A learning curve is a diagnostic plot that shows model performance (e.g., accuracy or error) on training and validation sets as a function of training set size. It helps assess (Model Selection) whether a model suffers from underfitting, overfitting, or has converged in performance.

Core Concepts:

  • A learning curve plots model scores (typically training and validation) against the number of training samples. It reveals how the model generalizes as it is trained on more data.

Typical behaviours:

  • Overfitting (small data): High training score, low validation score. Model memorizes training data but generalizes poorly.
  • Underfitting (high bias): Both training and validation scores are low.
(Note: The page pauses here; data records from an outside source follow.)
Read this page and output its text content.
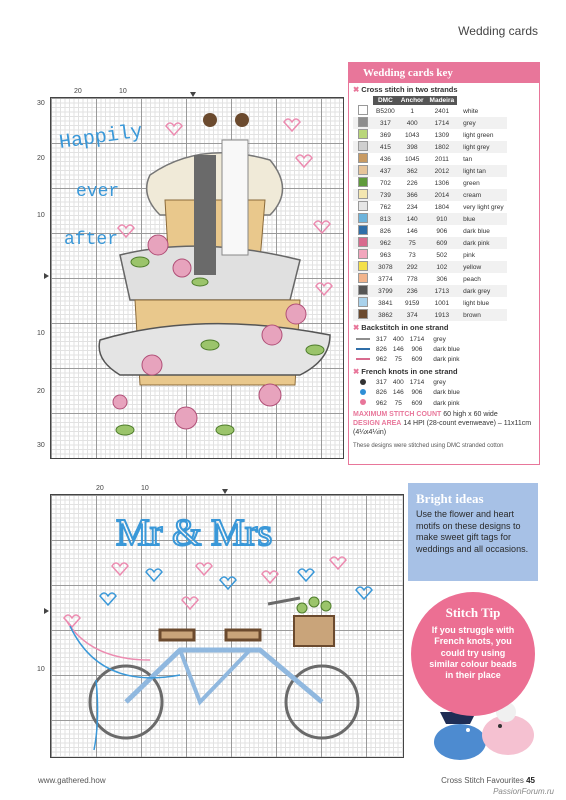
Wedding cards
20	10
30
20
10
10
20
30
20	10
10
Happily
ever
after
Mr & Mrs
Wedding cards key
✖ Cross stitch in two strands
	DMC	Anchor	Madeira	
	B5200	1	2401	white
	317	400	1714	grey
	369	1043	1309	light green
	415	398	1802	light grey
	436	1045	2011	tan
	437	362	2012	light tan
	702	226	1306	green
	739	366	2014	cream
	762	234	1804	very light grey
	813	140	910	blue
	826	146	906	dark blue
	962	75	609	dark pink
	963	73	502	pink
	3078	292	102	yellow
	3774	778	306	peach
	3799	236	1713	dark grey
	3841	9159	1001	light blue
	3862	374	1913	brown
✖ Backstitch in one strand
	317	400	1714	grey
	826	146	906	dark blue
	962	75	609	dark pink
✖ French knots in one strand
	317	400	1714	grey
	826	146	906	dark blue
	962	75	609	dark pink
MAXIMUM STITCH COUNT 60 high x 60 wide
DESIGN AREA 14 HPI (28-count evenweave) – 11x11cm (4¼x4¼in)
These designs were stitched using DMC stranded cotton
Bright ideas
Use the flower and heart motifs on these designs to make sweet gift tags for weddings and all occasions.
Stitch Tip
If you struggle with French knots, you could try using similar colour beads in their place
www.gathered.how	Cross Stitch Favourites 45
PassionForum.ru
Model is too simple for the data.
  • Convergence: As the dataset grows, training and validation scores approach each other. Once convergence is reached, adding more data does not improve performance significantly.

Key Insight:

  • If both curves flatten and are close together, the model has likely reached its capacity. In this case, increasing training data further will not help—you may need a more expressive model.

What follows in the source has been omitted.